Rheumatoid arthritis is a chronic disease that causes pain, stiffness, swelling, and limitation in the motion and function of multiple joints. Though joints are the principal body parts affected by RA, inflammation can develop in other organs as well. An estimated 2.1 million Americans have RA, most of them women.
Work disability occurs in as much as 6 percent of patients with RA annually; Social Security Disability occurs in nearly two percent annually.
Drugs known as anti-TNF inhibitors are often prescribed to individuals with rheumatoid arthritis, and they work by targeting and blocking the inflammation, and can help reduce pain, morning stiffness, and tender or swollen joints. To determine the effect of anti-TNF therapy on work disability and premature work loss in patients with RA, researchers conducted two studies.
The first study evaluated 8,082 patients with RA, who were employed when diagnosed with RA. Researchers followed participants for up to five and a half years--as long as they remained under the age of 62.
At an average of 12.8 years after the onset of RA, 44 percent of the participants in this study were no longer employed, nearly twenty-three percent considered themselves disabled, and nearly twenty-one percent were receiving SSD.

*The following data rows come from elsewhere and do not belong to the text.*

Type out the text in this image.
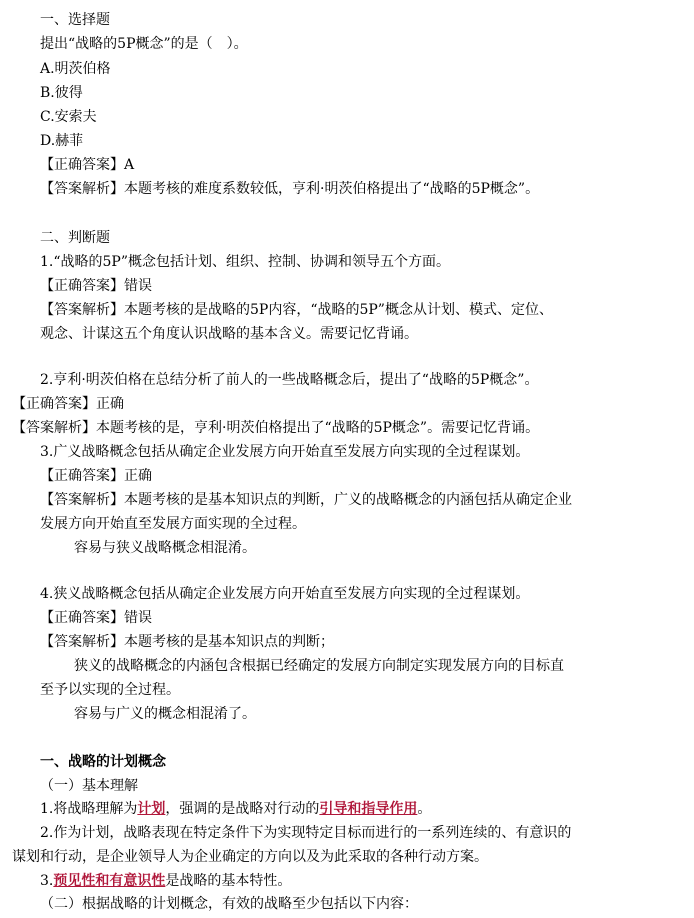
一、选择题
提出“战略的5P概念”的是（　）。
A.明茨伯格
B.彼得
C.安索夫
D.赫菲
【正确答案】A
【答案解析】本题考核的难度系数较低，亨利·明茨伯格提出了“战略的5P概念”。
二、判断题
1.“战略的5P”概念包括计划、组织、控制、协调和领导五个方面。
【正确答案】错误
【答案解析】本题考核的是战略的5P内容，“战略的5P”概念从计划、模式、定位、
观念、计谋这五个角度认识战略的基本含义。需要记忆背诵。
2.亨利·明茨伯格在总结分析了前人的一些战略概念后，提出了“战略的5P概念”。
【正确答案】正确
【答案解析】本题考核的是，亨利·明茨伯格提出了“战略的5P概念”。需要记忆背诵。
3.广义战略概念包括从确定企业发展方向开始直至发展方向实现的全过程谋划。
【正确答案】正确
【答案解析】本题考核的是基本知识点的判断，广义的战略概念的内涵包括从确定企业
发展方向开始直至发展方面实现的全过程。
容易与狭义战略概念相混淆。
4.狭义战略概念包括从确定企业发展方向开始直至发展方向实现的全过程谋划。
【正确答案】错误
【答案解析】本题考核的是基本知识点的判断；
狭义的战略概念的内涵包含根据已经确定的发展方向制定实现发展方向的目标直
至予以实现的全过程。
容易与广义的概念相混淆了。
一、战略的计划概念
（一）基本理解
1.将战略理解为计划，强调的是战略对行动的引导和指导作用。
2.作为计划，战略表现在特定条件下为实现特定目标而进行的一系列连续的、有意识的
谋划和行动，是企业领导人为企业确定的方向以及为此采取的各种行动方案。
3.预见性和有意识性是战略的基本特性。
（二）根据战略的计划概念，有效的战略至少包括以下内容：
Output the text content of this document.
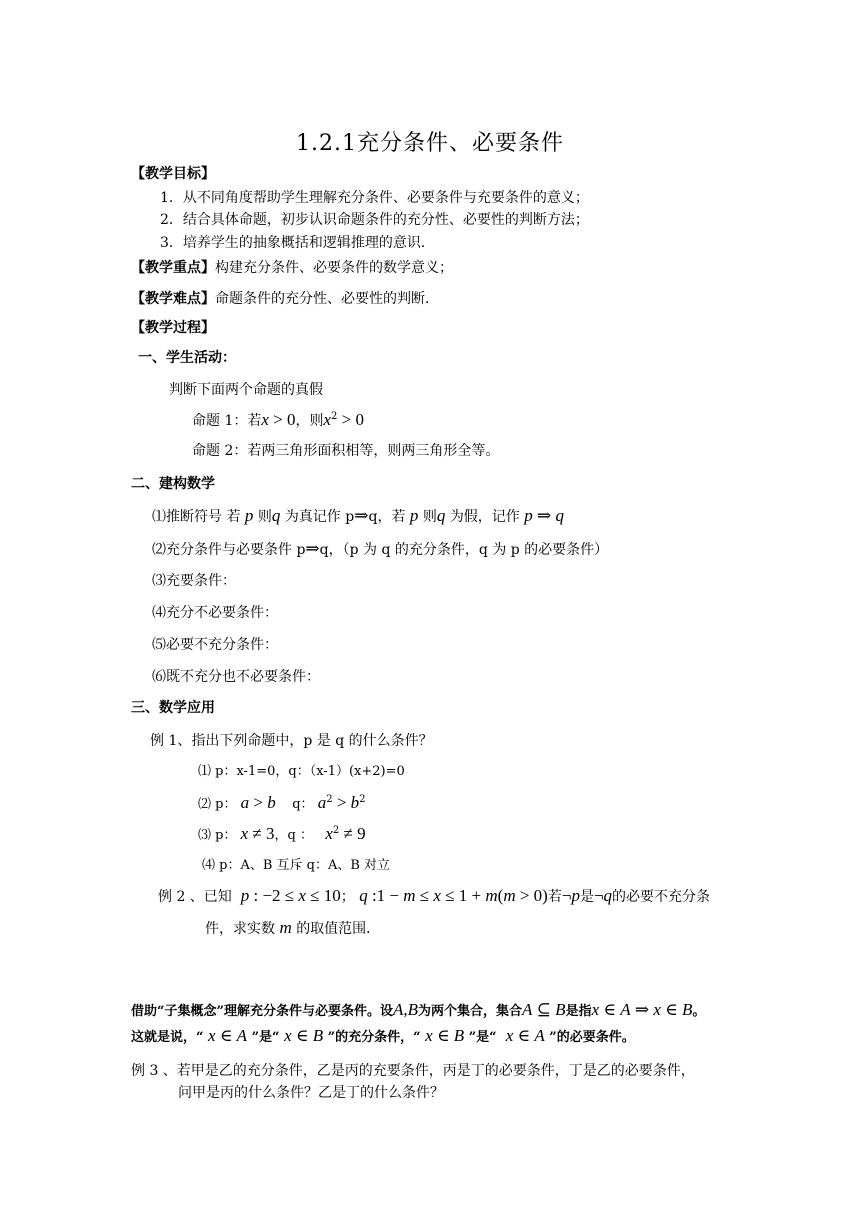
1.2.1充分条件、必要条件
【教学目标】
1．从不同角度帮助学生理解充分条件、必要条件与充要条件的意义；
2．结合具体命题，初步认识命题条件的充分性、必要性的判断方法；
3．培养学生的抽象概括和逻辑推理的意识．
【教学重点】构建充分条件、必要条件的数学意义；
【教学难点】命题条件的充分性、必要性的判断．
【教学过程】
一、学生活动：
判断下面两个命题的真假
命题 1：若x > 0，则$x^2 > 0$
命题 2：若两三角形面积相等，则两三角形全等。
二、建构数学
⑴推断符号 若 p 则q 为真记作 p⇒q，若 p 则q 为假，记作 p ⇒ q
⑵充分条件与必要条件 p⇒q，（p 为 q 的充分条件，q 为 p 的必要条件）
⑶充要条件：
⑷充分不必要条件：
⑸必要不充分条件：
⑹既不充分也不必要条件：
三、数学应用
例 1、指出下列命题中，p 是 q 的什么条件？
⑴ p：x-1=0，q：（x-1）(x+2)=0
⑵ p： a > b q： $a^2 > b^2$
⑶ p： x ≠ 3，q ： $x^2 \ne 9$
⑷ p：A、B 互斥 q：A、B 对立
例 2 、已知 p : −2 ≤ x ≤ 10； q :1 − m ≤ x ≤ 1 + m(m > 0)若¬p是¬q的必要不充分条
件，求实数 m 的取值范围．
借助“子集概念”理解充分条件与必要条件。设A,B为两个集合，集合A ⊆ B是指x ∈ A ⇒ x ∈ B。
这就是说，“ x ∈ A ”是“ x ∈ B ”的充分条件，“ x ∈ B ”是“ x ∈ A ”的必要条件。
例 3 、若甲是乙的充分条件，乙是丙的充要条件，丙是丁的必要条件，丁是乙的必要条件，
问甲是丙的什么条件？乙是丁的什么条件？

Researchers determined that anti-TNF therapy was not positively or negatively associated with the risk of work disability. They did, however, find that other factors such as college education (making participants more likely to remain working) and smoking (making participants more likely to experience work disability) had an impact.
During the second study, researchers wanted to determine if anti-TNF therapy can prevent premature work loss after controlling for differences among participants in demographics, disease severity, and work factors.
Participants completed four surveys over three years in this study. All were employed and under the age of 64 at the time of the first survey. Forty-eight percent of the participants were using anti-TNF therapy.
In this study, 231 participants were not working from the time of the second survey on. They were compared with 722 participants who remained employed full time for the duration of the study. Factors associated with premature work cessation included working fewer hours, earning a lower income, and being self-employed - along with older age and more severe disease.
As with work disability measured in the first survey, researchers determined that anti-TNF therapy had little to do with work loss in these patients with RA.
"Work disability is a major cost of rheumatoid arthritis, and it is hoped this cost will be reduced by anti-TNF therapy. However, these studies found no evidence that anti-TNF therapy reduces rheumatoid arthritis work disability," said Saralynn Allaire, ScD; professor of medicine, Boston University School of Medicine; and an investigator in both studies. "It may take longer to see the effects of this therapy on work disability, since it works best when used in the very first stages of disease, or more powerful treatments may be needed."